Letter from the Executive Director, September 2023
When we launched the first NISO Plus Forum last year, we had high hopes for how it would work and how people would react. The first Forum was focused on metadata, a not-insignificant challenge in our community that’s both expansive and complex. We trusted that, even outside a traditional speaker/discussion format, participants would warm to the open-ended discussion style that we planned. When starting the meeting, we each put down a note of what we hoped the day would bring. My hope was “that the participants were engaged and that they developed some great ideas.” In the end, that was exactly what happened. Several of the ideas became more fleshed-out sessions at NISO Plus. While we’re still settling on what to move forward with, at least one metadata project idea is near the top of the list. Another idea flourished into an educational musical about metadata at the SSP Conference in June. Still another idea is being formulated into a book, and yet another is being planned to support Indigenous knowledge in the publication process. Even just following its first iteration, the NISO Plus Forum is contributing meaningfully to the Plus model: Meet, discuss ideas, plan, and then move toward action. Translating ideas into action is our primary goal with NISO Plus, and it certainly has taken hold.
Next month, we will be meeting in Washington again for the second NISO Plus Forum. This year, we’ll turn our attention to artificial intelligence and its impact on our community. Many discussions this summer began with, “What will be the impact of AI on …” These are critical questions, particularly for fields that center around writing and communications. As we grapple with questions like assignment of authorship, copyright ownership, and discerning “real” from “machine-generated” content, there is much that we need to discuss. While NISO isn’t necessarily the place to go into depth about natural-language processing, we certainly are well positioned to convene discussions about the sources and uses of training data, since much of it is in the hands of publishers or library repositories. We are also well placed to foster discussions on the ethical implications of using these data and models, either in the ways that data is ingested and reused or how underrepresented communities are portrayed or exploited in these new systems. Participants in the Forum will also consider how natural language models might be applied in our community as tools that consume the resources that NISO members are either creating, distributing, or curating.
The purpose of the NISO Plus Forum—indeed for all NISO Plus events—is not only to meet and discuss, but to take those ideas and move them into action. Our focus on Services, Data, and Ethics will distinguish the Forum from other events in our community about AI systems. We plan to start with a discussion of the applications and tools in use in our community. Then, we will look at how these models are trained, what data is used, and the ethical implications of the sources. Of course, the purpose of sharing our thoughts and opinions isn’t simply to educate and inform the other participants. Ideally, the results of the conversation will be tangible ideas that we can bring out to the broader community, either at the annual conference, which will be held in person in Baltimore next February, or in other contexts.

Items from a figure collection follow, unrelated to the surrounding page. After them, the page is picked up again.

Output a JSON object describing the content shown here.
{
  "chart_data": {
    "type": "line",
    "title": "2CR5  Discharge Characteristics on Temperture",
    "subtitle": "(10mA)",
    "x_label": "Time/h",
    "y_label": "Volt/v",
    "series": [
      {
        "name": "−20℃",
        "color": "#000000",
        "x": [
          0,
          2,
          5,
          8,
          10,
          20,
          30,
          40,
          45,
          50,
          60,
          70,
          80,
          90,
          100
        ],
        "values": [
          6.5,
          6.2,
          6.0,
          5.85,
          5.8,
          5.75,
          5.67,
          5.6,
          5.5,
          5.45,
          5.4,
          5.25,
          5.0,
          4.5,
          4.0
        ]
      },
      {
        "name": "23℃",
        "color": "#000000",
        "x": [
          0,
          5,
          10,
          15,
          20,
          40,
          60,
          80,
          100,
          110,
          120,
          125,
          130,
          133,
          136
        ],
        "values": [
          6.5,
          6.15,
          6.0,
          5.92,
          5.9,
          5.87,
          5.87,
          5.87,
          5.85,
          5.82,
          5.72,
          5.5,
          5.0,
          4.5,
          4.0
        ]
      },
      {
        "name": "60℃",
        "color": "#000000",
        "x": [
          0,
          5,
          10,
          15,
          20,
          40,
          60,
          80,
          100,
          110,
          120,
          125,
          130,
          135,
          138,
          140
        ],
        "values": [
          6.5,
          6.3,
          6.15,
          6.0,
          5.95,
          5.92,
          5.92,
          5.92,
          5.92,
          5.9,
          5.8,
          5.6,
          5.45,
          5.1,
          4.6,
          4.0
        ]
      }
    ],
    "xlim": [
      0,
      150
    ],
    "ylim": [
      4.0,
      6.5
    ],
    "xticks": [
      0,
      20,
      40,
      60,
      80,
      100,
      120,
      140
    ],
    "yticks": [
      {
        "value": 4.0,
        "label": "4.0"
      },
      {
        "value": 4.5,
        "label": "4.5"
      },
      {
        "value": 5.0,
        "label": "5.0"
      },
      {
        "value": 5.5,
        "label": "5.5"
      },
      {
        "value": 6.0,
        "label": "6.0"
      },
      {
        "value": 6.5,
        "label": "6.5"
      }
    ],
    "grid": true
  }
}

There is little doubt that the furor over AI-generated content will continue unabated. Machine-generated content will challenge the fundamentals of our understanding of creation and authorship, of novelty and originality, of reuse and attribution. Each of these concerns will force us to rethink our relationship to content. For example, until recently, we could reasonably assume that content was at least created by a human being, if not by the named author. We didn’t question what it meant to read information and incorporate it into our understanding of the universe. An artist training in a particular style or genre wasn’t considered to be “stealing” a work, so long as it wasn’t an attempt at forgery. Yet, there has now been a flood of complaints and even lawsuits on how large language models are reading and regurgitating content. Others are seeking to define this activity as part of the class of transformative fair use. While large language models can’t be said to be “thinking” in a traditional sense, we need to define what they are doing. Also, we need to be able to consistently identify authors, be they human or machine, and track content’s provenance. Finally, we should consider carefully how this provenance information is communicated throughout the supply chain of information.
There is a great deal to discuss and work through regarding AI in our community. Fortunately, the NISO Plus Forum in October and the full NISO Plus Conference in February will offer opportunities to explore these topics. We will need these spaces to provide clarity about what information standards and best practices should exist. You won’t want to miss being part of determining which ideas get discussed, which ideas get advanced, and what work eventually gets done. We look forward to seeing you in person next month.